Natalie: I think the biggest misconception about my role is that you’re required to make a police report if you come and meet with me. I’m not a police officer, I’m a social worker and my job is to help with safety planning, options, and information. I like to support someone’s self-determination. If they decide making a report is in their best interests, then that is how we will proceed.
I think people who have experienced sexual assault, stalking or relationship violence often feel very isolated and as if there are no options. I like to make sure clients know that there are options and resources in our community.
TWU: What’s something that makes you proud to be an advocate?
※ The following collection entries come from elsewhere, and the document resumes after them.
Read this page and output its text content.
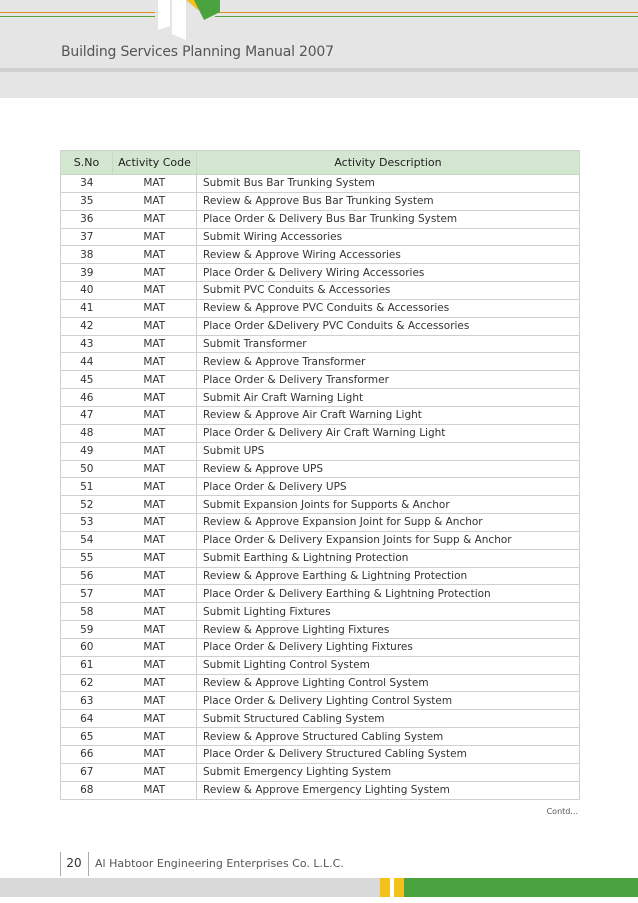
Building Services Planning Manual 2007
S.No	Activity Code	Activity Description
34	MAT	Submit Bus Bar Trunking System
35	MAT	Review & Approve Bus Bar Trunking System
36	MAT	Place Order & Delivery Bus Bar Trunking System
37	MAT	Submit Wiring Accessories
38	MAT	Review & Approve Wiring Accessories
39	MAT	Place Order & Delivery Wiring Accessories
40	MAT	Submit PVC Conduits & Accessories
41	MAT	Review & Approve PVC Conduits & Accessories
42	MAT	Place Order &Delivery PVC Conduits & Accessories
43	MAT	Submit Transformer
44	MAT	Review & Approve Transformer
45	MAT	Place Order & Delivery Transformer
46	MAT	Submit Air Craft Warning Light
47	MAT	Review & Approve Air Craft Warning Light
48	MAT	Place Order & Delivery Air Craft Warning Light
49	MAT	Submit UPS
50	MAT	Review & Approve UPS
51	MAT	Place Order & Delivery UPS
52	MAT	Submit Expansion Joints for Supports & Anchor
53	MAT	Review & Approve Expansion Joint for Supp & Anchor
54	MAT	Place Order & Delivery Expansion Joints for Supp & Anchor
55	MAT	Submit Earthing & Lightning Protection
56	MAT	Review & Approve Earthing & Lightning Protection
57	MAT	Place Order & Delivery Earthing & Lightning Protection
58	MAT	Submit Lighting Fixtures
59	MAT	Review & Approve Lighting Fixtures
60	MAT	Place Order & Delivery Lighting Fixtures
61	MAT	Submit Lighting Control System
62	MAT	Review & Approve Lighting Control System
63	MAT	Place Order & Delivery Lighting Control System
64	MAT	Submit Structured Cabling System
65	MAT	Review & Approve Structured Cabling System
66	MAT	Place Order & Delivery Structured Cabling System
67	MAT	Submit Emergency Lighting System
68	MAT	Review & Approve Emergency Lighting System
Contd...
20	Al Habtoor Engineering Enterprises Co. L.L.C.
Dana: I find it fulfilling to provide information about the tactics that abusers use in a relationship to maintain power and control, and to see a survivor applying that information and knowledge to their situation. Providing advocacy includes providing educational information. We want to make sure they have the most accurate information because we know that abusers are constantly feeding untrue information.
Natalie: I am proud to be an advocate because I know that people are more than their traumatic experiences. The men and women I work with all have goals and passions that they want to focus on. I think it’s very difficult for a person to reach their potential when they are being held back by broken systems and trauma. I believe advocates can help survivors by providing needed support and working to make systems more user-friendly. I believe that the work advocates do can help survivors navigate these painful situations and get back to the things that give them joy.
TWU: This work must be very difficult. How do you cope with that?
Dana: We talk a lot about self-care in this type of work. I work really hard to make sure that I’m supported in my own life. And because my work is confidential, I need to be very deliberate in how I receive support. It’s important for me not to take my work home, so I commute by bike to clear my mind and connect with the great outdoors. I even won an award for most rides during Ride in the Rain!
Natalie: I try to carve out time for play. I have wonderful people in my life and we like to hike, cook, travel, and have adventures. I think it’s important to have joyful and spontaneous experiences.
TWU: What do you like to do outside of work?
Dana: I’m new to the Pacific Northwest, so right now there’s been a lot of regional exploration. My partner is also a cyclist, so a lot of it revolves around long bike rides to new places. I like to travel and be outside.
Natalie: There are so many beautiful spots in this region, I feel I’m always exploring. I love hiking, camping, pilates, good food, live music, and spending time with the awesome humans — and dog — in my support system.
TWU: Is there anything else you’d like faculty and staff to know?
Dana: You can always call ahead and consult with me, and you can meet me in advance of referring a student. I had a staff member who wanted to meet with me before referring a student, and I was happy to do that. It just speaks to how much faculty and staff care about their students.
Natalie: I don’t want them to hesitate. If you’re in doubt, reach out and consult with us. It’s why we are here.
You can reach Dana at 206-685-4357 or firstname.lastname@example.org and Natalie at 206-543-9337 or email@example.com.
2 Thoughts on “Meet UW’s Advocates for Victims of Sexual Assault”
On April 18, 2016 at 11:30 AM, Kathleen said:
Sorry, obviously these incredible women are not “advocates of s.a.”, but that’s how the title looks! Maybe adding “against” or “victims”?
On April 19, 2016 at 10:13 AM, Margaret Murray said:
Eep, great point! Just updated the title.